= Nansen dialogue =

Nansen Dialogue was a project initially created at the Nansen Academy in Lillehammer in 1995 as a counter-reaction to the city hosting the 1994 Winter Olympics . During the same time, the Bosnian War, which involved the former Winter Olympics City of Sarajevo continued. The former headmaster of the Nansen Academy, Inge Eidsvåg, visited the rehabilitation ward for war injuries at the Kosovo Hospital in Sarajevo in 1994. It was this visit that triggered the idea of the Nansen Dialogue Project ."I visited the rehabilitation ward for war injuries of the Kosovo Hospital in Sarajevo in 1994. This was before the Dayton Agreement and at the time Sarajevo was under siege. The five days I spent there made a big impression on me, and as soon as I was back in Norway I got in touch with the Norwegian Red Cross and the Norwegian Church Aid to suggest a joint project called "Democracy, Human Rights and Peaceful Conflict Handling", to which they agreed.

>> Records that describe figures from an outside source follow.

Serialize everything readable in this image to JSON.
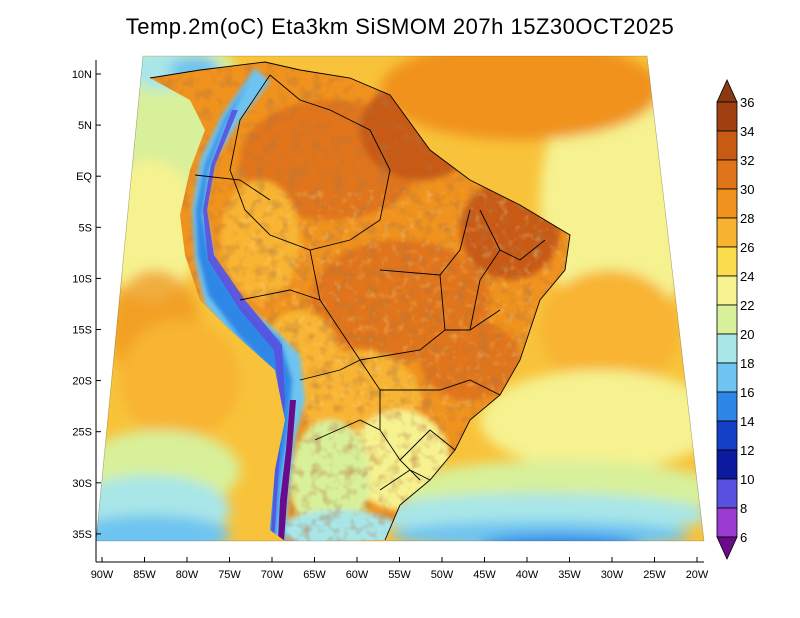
{
  "title": "Temp.2m(oC) Eta3km SiSMOM 207h 15Z30OCT2025",
  "map": {
    "variable": "Temp.2m",
    "units": "oC",
    "model": "Eta3km SiSMOM",
    "forecast_hour": "207h",
    "valid_time": "15Z30OCT2025",
    "lat_labels": [
      "10N",
      "5N",
      "EQ",
      "5S",
      "10S",
      "15S",
      "20S",
      "25S",
      "30S",
      "35S"
    ],
    "lon_labels": [
      "90W",
      "85W",
      "80W",
      "75W",
      "70W",
      "65W",
      "60W",
      "55W",
      "50W",
      "45W",
      "40W",
      "35W",
      "30W",
      "25W",
      "20W"
    ],
    "region": "South America / Brazil"
  },
  "colorbar": {
    "labels": [
      "36",
      "34",
      "32",
      "30",
      "28",
      "26",
      "24",
      "22",
      "20",
      "18",
      "16",
      "14",
      "12",
      "10",
      "8",
      "6"
    ],
    "colors": [
      "#8a3a12",
      "#a04010",
      "#c85a14",
      "#e0741a",
      "#f0921e",
      "#f8b430",
      "#fbdc4c",
      "#f6f290",
      "#d8f09a",
      "#a8e6e8",
      "#6ec4f0",
      "#2e86e6",
      "#1440c8",
      "#0c1aa0",
      "#5a50e0",
      "#9a3ad0",
      "#6a0a8c"
    ]
  }
}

A few weeks later we worked out a temporary program and applied for financial support from the Ministry of Foreign Affairs. They decided to offer their support and later on the Peace Research Institute (PRIO) was invited to join in. In September 1995 we were able to welcome the first group of students from the former Yugoslavia. Within a year we had turned an idea into reality."At first, the project consisted of dialogue seminars in Lillehammer, but the participants felt that even if the dialogue seminars could be helpful, the fact that only "a privileged few" could participate made it less successful than expected, propiciating a change in structure . A Serbian and an Albanian woman who'd participated in the seminars decided to set up a Nansen Dialogue Center in Pristina in 1997 . They created dialogue seminars and invited both Albanians and Serbs from Kosovo to participate. The project was kept active until the spring of 1999, when NATO bombings over Yugoslavia and Kosovo put a temporary end to them . The Center re-opened in 2000, and that year additional centers were opened in Podgorica, Skopje and Belgrade . During the fall new Centers opened in Bosnia – Herzegovina, Sarajevo, Mostar and Banja Luka, and in 2001 in Osijek and Mestrovic . In 2005 the Bujanovac Center opened.

Today, there are 10 Dialogue Centers employing more than 60 people . They work with dialogue between ethnic groups who have previously been at war. More than 150 separate dialogue seminars between former enemies from conflicted areas have been held at the Nansen Academy premises, and it is still possible to attend workshops in Lillehammer . In addition to working with the former Yugoslavia the Nansen Center for Peace and Dialogue has expanded their efforts to include participants from other conflicted areas, such as the Middle East, and the Horn of Africa. Steinar Bryn is in charge of the project .

Nansen Dialogue was merged with the Norwegian Peace Centre in 2010 into a new entity called the Nansen Center for Peace and Dialogue . The Norwegian Peace Centre was founded in 1988, and the main focus of the establishment was to create a venue for peace work, such as workshops, seminars and courses in peace work and human rights.